Dear Editor,
I have had several opportunities over the last few months to interact with a very senior public servant; in each instance I walked away in amazement and appreciation. Today, as I publicly laud, Mr. Albert Gordon, CEO of the besieged GPL, Inc. I wonder how different things would be here in Guyana if there were a few more nuggets like him. Just a few more could make a world of difference, be the field political or social or educational, to identify some of the more obvious.
Matters commenced through engagement of CEO Gordon on something of a personal nature; this continued when I ventured to approach him for an official purpose, a tight demanding official purpose. The CEO of this much maligned entity found the time to be there. He answered calls, he returned calls, he opened his door; he listened, he was receptive, he acted authoritatively. This foreigner, this Jamaican born Chief Executive Officer is showing Guyanese leaders what it takes to lead from the front, to spearhead by example. Mr. Gordon has to be immensely busy, yet he spared the space and time (time and again) to exhibit the best in public service orientation, standards adherence, and a determination to move things along, to get things done; even those little things in the grand national scheme of the GPL.

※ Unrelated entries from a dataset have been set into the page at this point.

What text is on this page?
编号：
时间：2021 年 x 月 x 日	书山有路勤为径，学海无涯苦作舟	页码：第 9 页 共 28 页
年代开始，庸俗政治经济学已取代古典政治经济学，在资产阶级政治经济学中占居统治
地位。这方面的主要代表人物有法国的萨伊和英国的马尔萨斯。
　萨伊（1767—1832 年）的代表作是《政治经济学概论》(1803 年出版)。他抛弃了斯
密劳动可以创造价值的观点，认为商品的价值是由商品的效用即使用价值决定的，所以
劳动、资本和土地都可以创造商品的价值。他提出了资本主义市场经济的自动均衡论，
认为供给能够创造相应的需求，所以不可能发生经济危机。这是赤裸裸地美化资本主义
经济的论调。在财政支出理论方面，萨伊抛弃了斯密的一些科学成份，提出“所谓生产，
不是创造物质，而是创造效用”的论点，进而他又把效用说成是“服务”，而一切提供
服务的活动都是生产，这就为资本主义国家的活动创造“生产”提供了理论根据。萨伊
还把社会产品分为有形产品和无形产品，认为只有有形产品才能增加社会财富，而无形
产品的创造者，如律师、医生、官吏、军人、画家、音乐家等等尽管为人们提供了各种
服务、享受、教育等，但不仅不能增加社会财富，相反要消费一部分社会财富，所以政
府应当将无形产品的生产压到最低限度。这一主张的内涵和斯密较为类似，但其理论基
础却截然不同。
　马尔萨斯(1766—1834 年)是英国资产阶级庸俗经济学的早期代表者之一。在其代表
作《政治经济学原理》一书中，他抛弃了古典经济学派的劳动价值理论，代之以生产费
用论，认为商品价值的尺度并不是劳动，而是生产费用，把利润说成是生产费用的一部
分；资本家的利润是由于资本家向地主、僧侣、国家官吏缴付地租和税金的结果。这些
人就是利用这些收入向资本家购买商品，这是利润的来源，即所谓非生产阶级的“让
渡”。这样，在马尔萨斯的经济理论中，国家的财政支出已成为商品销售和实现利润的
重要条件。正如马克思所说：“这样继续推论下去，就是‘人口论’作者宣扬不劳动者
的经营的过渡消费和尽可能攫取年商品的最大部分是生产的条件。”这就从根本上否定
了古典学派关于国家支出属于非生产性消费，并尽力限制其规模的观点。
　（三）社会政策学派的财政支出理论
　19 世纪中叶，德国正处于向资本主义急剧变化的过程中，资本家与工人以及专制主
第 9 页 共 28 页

Mr. Gordon and I have shared exchanges on weekends, even on a recent public holiday. I am compelled to ask this: how many local CEOs possess either the patience or interest (perhaps the impulse) to respond to an inconsequential citizen? I wish I could say there are some, perhaps many, but alas…. Mr. Gordon epitomizes the kind of stellar leadership, that exemplary bar which sets the tone and standard and challenge for subordinates all the way down the line to emulate. It is appealing.
Yes, it is a rarity. But it is never so rare when real servanthood is part of one’s personal makeup and vision. As I keep repeating untiringly: we can talk about these things, document them, but the rubber hits the road in the living of them; the character resides in the personifying. Too many honest struggling Guyanese quarrel and cry; too often those quarrels and cry go unanswered as wispy inaudible echoes lost in the freezing winds of indifference that enshroud this land. Too frequently, it takes some of foreign heritage, from a foreign context (like Mr. Statia of the GRA) to manifest that there is another way, alien to be sure and culturally anathematic for certainty, but wise and progressive, as well as uplifting too.
I close by predicting that if Mr. Albert Gordon is so powerfully present in the small things that I placed before him, then he will be successful in shining a bright light across the national stage that waits on the fulfillment of perennial promises and flickering hopes. Thank you, sir; and may God bless you and the team in endeavours on behalf of this society.